Les éditions Alexandrines consacrent une collection au Paris des écrivains. Après Cocteau, Dumas, Duras, Prévert et Modiano, c’est désormais le Paris de Jean-Paul Sartre et Simone de Beauvoir qui est conté par Pascale Fautrier. Itinéraire.
1. La Sorbonne
La première rencontre entre Sartre et Beauvoir a lieu dans un amphithéâtre de la Sorbonne, en 1929, lors d’un cours du philosophe Léon Brunschvicg. Beauvoir y tient un discours, Sartre est dans l’auditoire.
Son condisciple René Maheu le pousse du coude : la drôle de voix rauque d’une jeune femme brune aux yeux bleus retentit dans l’amphithéâtre Richelieu. «Sympathique, jolie, mal habillée»: tranche le «petit homme». (…)
«J’étais absolument décidé à faire sa connaissance, avouera Sartre plus tard.
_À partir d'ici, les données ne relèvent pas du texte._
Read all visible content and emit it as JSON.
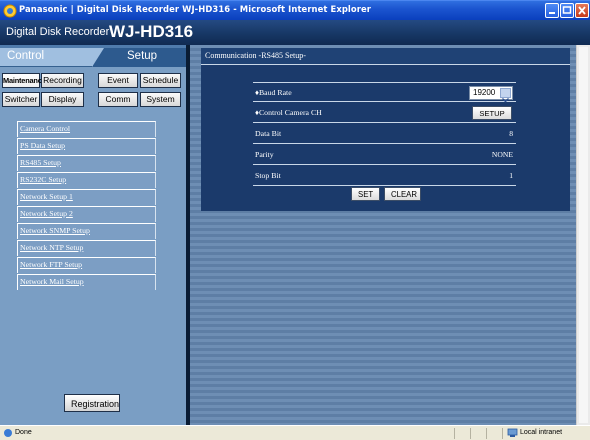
{
  "window": {
    "title": "Panasonic | Digital Disk Recorder WJ-HD316 - Microsoft Internet Explorer"
  },
  "app_header": {
    "product": "Digital Disk Recorder",
    "model": "WJ-HD316"
  },
  "tabs": {
    "control": "Control",
    "setup": "Setup"
  },
  "categories": {
    "maintenance": "Maintenance",
    "recording": "Recording",
    "event": "Event",
    "schedule": "Schedule",
    "switcher": "Switcher",
    "display": "Display",
    "comm": "Comm",
    "system": "System"
  },
  "menu": {
    "items": [
      "Camera Control",
      "PS Data Setup",
      "RS485 Setup",
      "RS232C Setup",
      "Network Setup 1",
      "Network Setup 2",
      "Network SNMP Setup",
      "Network NTP Setup",
      "Network FTP Setup",
      "Network Mail Setup"
    ]
  },
  "registration_label": "Registration",
  "panel": {
    "title": "Communication -RS485 Setup-",
    "baud_rate_label": "♦Baud Rate",
    "baud_rate_value": "19200",
    "control_camera_label": "♦Control Camera CH",
    "setup_button": "SETUP",
    "data_bit_label": "Data Bit",
    "data_bit_value": "8",
    "parity_label": "Parity",
    "parity_value": "NONE",
    "stop_bit_label": "Stop Bit",
    "stop_bit_value": "1",
    "set_button": "SET",
    "clear_button": "CLEAR"
  },
  "status": {
    "left": "Done",
    "zone": "Local intranet"
  },
  "colors": {
    "titlebar": "#1c55d0",
    "panel_bg": "#1b3a6b",
    "left_panel_bg": "#7a9ec4",
    "menu_item_bg": "#7c9ec4"
  }
}
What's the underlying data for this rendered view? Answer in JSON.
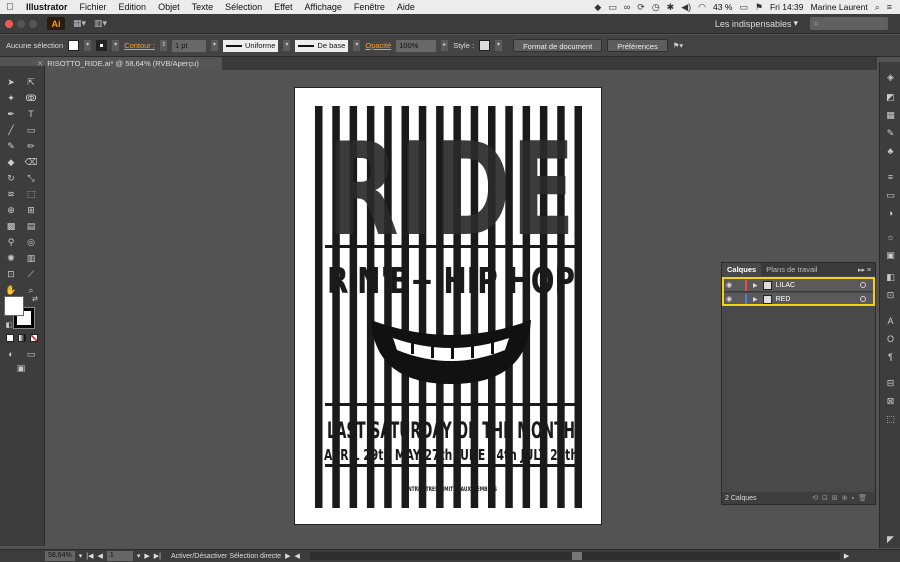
{
  "menubar": {
    "app": "Illustrator",
    "items": [
      "Fichier",
      "Edition",
      "Objet",
      "Texte",
      "Sélection",
      "Effet",
      "Affichage",
      "Fenêtre",
      "Aide"
    ],
    "battery": "43 %",
    "clock": "Fri 14:39",
    "user": "Marine Laurent"
  },
  "appbar": {
    "logo": "Ai",
    "workspace": "Les indispensables"
  },
  "control": {
    "selection": "Aucune sélection",
    "contour_label": "Contour :",
    "stroke_weight": "1 pt",
    "profile": "Uniforme",
    "brush": "De base",
    "opacity_label": "Opacité",
    "opacity": "100%",
    "style_label": "Style :",
    "doc_setup": "Format de document",
    "prefs": "Préférences"
  },
  "document": {
    "tab_title": "RISOTTO_RIDE.ai* @ 58,64% (RVB/Aperçu)"
  },
  "poster": {
    "title": "RIDE",
    "subtitle": "R'N'B+ HIP HOP",
    "event": "LAST SATURDAY OF THE MONTH",
    "dates": "APRIL 29th    MAY 27th    JUNE 24th    JULY 29th",
    "footer": "ENTRÉE TRES LIMITEE AUX MEMBRES"
  },
  "layers_panel": {
    "tab_active": "Calques",
    "tab_other": "Plans de travail",
    "rows": [
      {
        "name": "LILAC",
        "color": "#e1534f"
      },
      {
        "name": "RED",
        "color": "#4c7de0"
      }
    ],
    "count": "2 Calques"
  },
  "status": {
    "zoom": "58,64%",
    "page": "1",
    "tool": "Activer/Désactiver Sélection directe"
  }
}
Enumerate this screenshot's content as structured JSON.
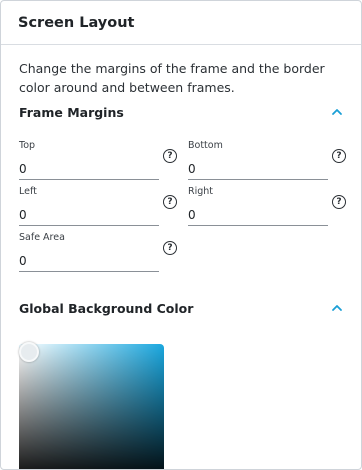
{
  "panel": {
    "title": "Screen Layout",
    "description": "Change the margins of the frame and the border color around and between frames."
  },
  "frame_margins": {
    "title": "Frame Margins",
    "collapse_icon": "chevron-up-icon",
    "fields": {
      "top": {
        "label": "Top",
        "value": "0"
      },
      "bottom": {
        "label": "Bottom",
        "value": "0"
      },
      "left": {
        "label": "Left",
        "value": "0"
      },
      "right": {
        "label": "Right",
        "value": "0"
      },
      "safe_area": {
        "label": "Safe Area",
        "value": "0"
      }
    },
    "help_icon": "help-circle-icon",
    "help_glyph": "?"
  },
  "background_color": {
    "title": "Global Background Color",
    "collapse_icon": "chevron-up-icon",
    "hue_color": "#1aa8e0"
  },
  "colors": {
    "accent": "#1a9fd6",
    "text": "#202428",
    "border": "#cfd4da"
  }
}
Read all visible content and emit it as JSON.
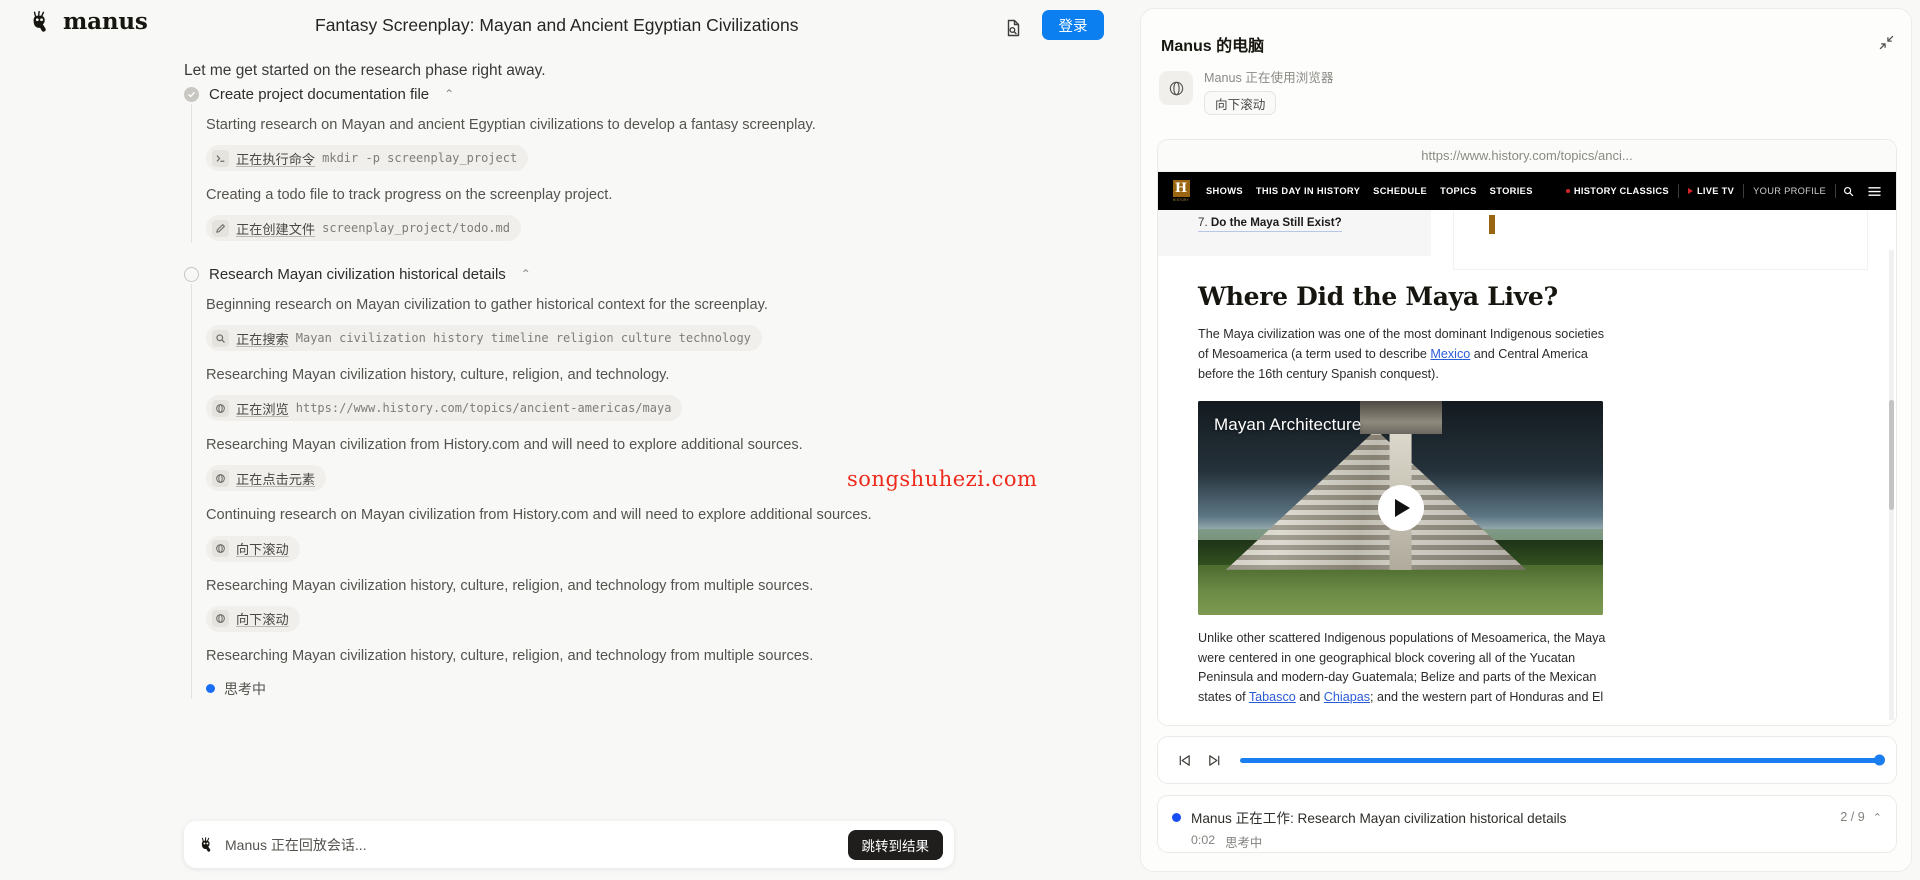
{
  "app": {
    "brand": "manus",
    "conversation_title": "Fantasy Screenplay: Mayan and Ancient Egyptian Civilizations",
    "login_label": "登录",
    "doc_icon": "document-search-icon"
  },
  "thread": {
    "intro": "Let me get started on the research phase right away.",
    "steps": [
      {
        "title": "Create project documentation file",
        "state": "done",
        "chevron": "⌃",
        "items": [
          {
            "kind": "message",
            "text": "Starting research on Mayan and ancient Egyptian civilizations to develop a fantasy screenplay."
          },
          {
            "kind": "chip",
            "icon": "terminal-icon",
            "label": "正在执行命令",
            "code": "mkdir -p screenplay_project"
          },
          {
            "kind": "message",
            "text": "Creating a todo file to track progress on the screenplay project."
          },
          {
            "kind": "chip",
            "icon": "pencil-icon",
            "label": "正在创建文件",
            "code": "screenplay_project/todo.md"
          }
        ]
      },
      {
        "title": "Research Mayan civilization historical details",
        "state": "pending",
        "chevron": "⌃",
        "items": [
          {
            "kind": "message",
            "text": "Beginning research on Mayan civilization to gather historical context for the screenplay."
          },
          {
            "kind": "chip",
            "icon": "search-icon",
            "label": "正在搜索",
            "code": "Mayan civilization history timeline religion culture technology"
          },
          {
            "kind": "message",
            "text": "Researching Mayan civilization history, culture, religion, and technology."
          },
          {
            "kind": "chip",
            "icon": "browser-icon",
            "label": "正在浏览",
            "code": "https://www.history.com/topics/ancient-americas/maya"
          },
          {
            "kind": "message",
            "text": "Researching Mayan civilization from History.com and will need to explore additional sources."
          },
          {
            "kind": "chip",
            "icon": "browser-icon",
            "label": "正在点击元素",
            "code": ""
          },
          {
            "kind": "message",
            "text": "Continuing research on Mayan civilization from History.com and will need to explore additional sources."
          },
          {
            "kind": "chip",
            "icon": "browser-icon",
            "label": "向下滚动",
            "code": ""
          },
          {
            "kind": "message",
            "text": "Researching Mayan civilization history, culture, religion, and technology from multiple sources."
          },
          {
            "kind": "chip",
            "icon": "browser-icon",
            "label": "向下滚动",
            "code": ""
          },
          {
            "kind": "message",
            "text": "Researching Mayan civilization history, culture, religion, and technology from multiple sources."
          },
          {
            "kind": "thinking",
            "text": "思考中"
          }
        ]
      }
    ]
  },
  "watermark": "songshuhezi.com",
  "replay_bar": {
    "text": "Manus 正在回放会话...",
    "jump_label": "跳转到结果",
    "logo_icon": "manus-logo-icon"
  },
  "right_panel": {
    "title": "Manus 的电脑",
    "collapse_icon": "collapse-icon",
    "tool_icon": "browser-icon",
    "tool_caption": "Manus 正在使用浏览器",
    "tool_action": "向下滚动",
    "browser": {
      "url": "https://www.history.com/topics/anci...",
      "site_nav": {
        "logo_letter": "H",
        "logo_sub": "HISTORY",
        "left_items": [
          "SHOWS",
          "THIS DAY IN HISTORY",
          "SCHEDULE",
          "TOPICS",
          "STORIES"
        ],
        "right_items": [
          "HISTORY CLASSICS",
          "LIVE TV",
          "YOUR PROFILE"
        ],
        "search_icon": "search-icon",
        "menu_icon": "hamburger-menu-icon"
      },
      "page": {
        "toc_number": "7.",
        "toc_label": "Do the Maya Still Exist?",
        "heading": "Where Did the Maya Live?",
        "paragraph1_a": "The Maya civilization was one of the most dominant Indigenous societies of Mesoamerica (a term used to describe ",
        "paragraph1_link": "Mexico",
        "paragraph1_b": " and Central America before the 16th century Spanish conquest).",
        "video_title": "Mayan Architecture",
        "play_icon": "play-icon",
        "paragraph2_a": "Unlike other scattered Indigenous populations of Mesoamerica, the Maya were centered in one geographical block covering all of the Yucatan Peninsula and modern-day Guatemala; Belize and parts of the Mexican states of ",
        "paragraph2_link1": "Tabasco",
        "paragraph2_mid": " and ",
        "paragraph2_link2": "Chiapas",
        "paragraph2_b": "; and the western part of Honduras and El"
      }
    },
    "player": {
      "prev_icon": "skip-to-start-icon",
      "next_icon": "step-forward-icon",
      "progress_percent": 100
    },
    "status": {
      "dot_color": "#1a4ef5",
      "text": "Manus 正在工作: Research Mayan civilization historical details",
      "count": "2 / 9",
      "chevron": "⌃",
      "time": "0:02",
      "state": "思考中"
    }
  }
}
Je l’ai toujours trouvée belle, quoiqu’elle portât un hideux petit chapeau quand je l’ai rencontrée la première fois»
2. La Cité internationale
Quelques mois passent. Il l’invite à venir dans sa chambre d’étudiant à la Cité internationale, au sud de Paris, pour «plancher sur Leibniz», sujet de mémoire de la jeune femme.
Pour elle, dans le trio que Sartre formait alors avec Paul Nizan et René Maheu, il était clairement «le plus laid» et «le plus terrible des trois». Le Castor – surnom dont l’avait affublée Maheu, beaver signifiant castor en anglais – raconte cet après-midi dans son journal intime:
C’est alors que tout a commencé. Le Lama [Maheu] est venu me chercher et l’AE [le tramway] nous a conduits à la Cité universitaire. Timidité.
Sartre m’accueille poliment mais m’intimide. Je les revois, si intensément : le Lama en bras de chemise, à demi étendu sur le lit, Sartre assis en face de moi devant la table, et toute cette chambre, ce beau désordre, les livres, ma surprise, l’odeur du tabac…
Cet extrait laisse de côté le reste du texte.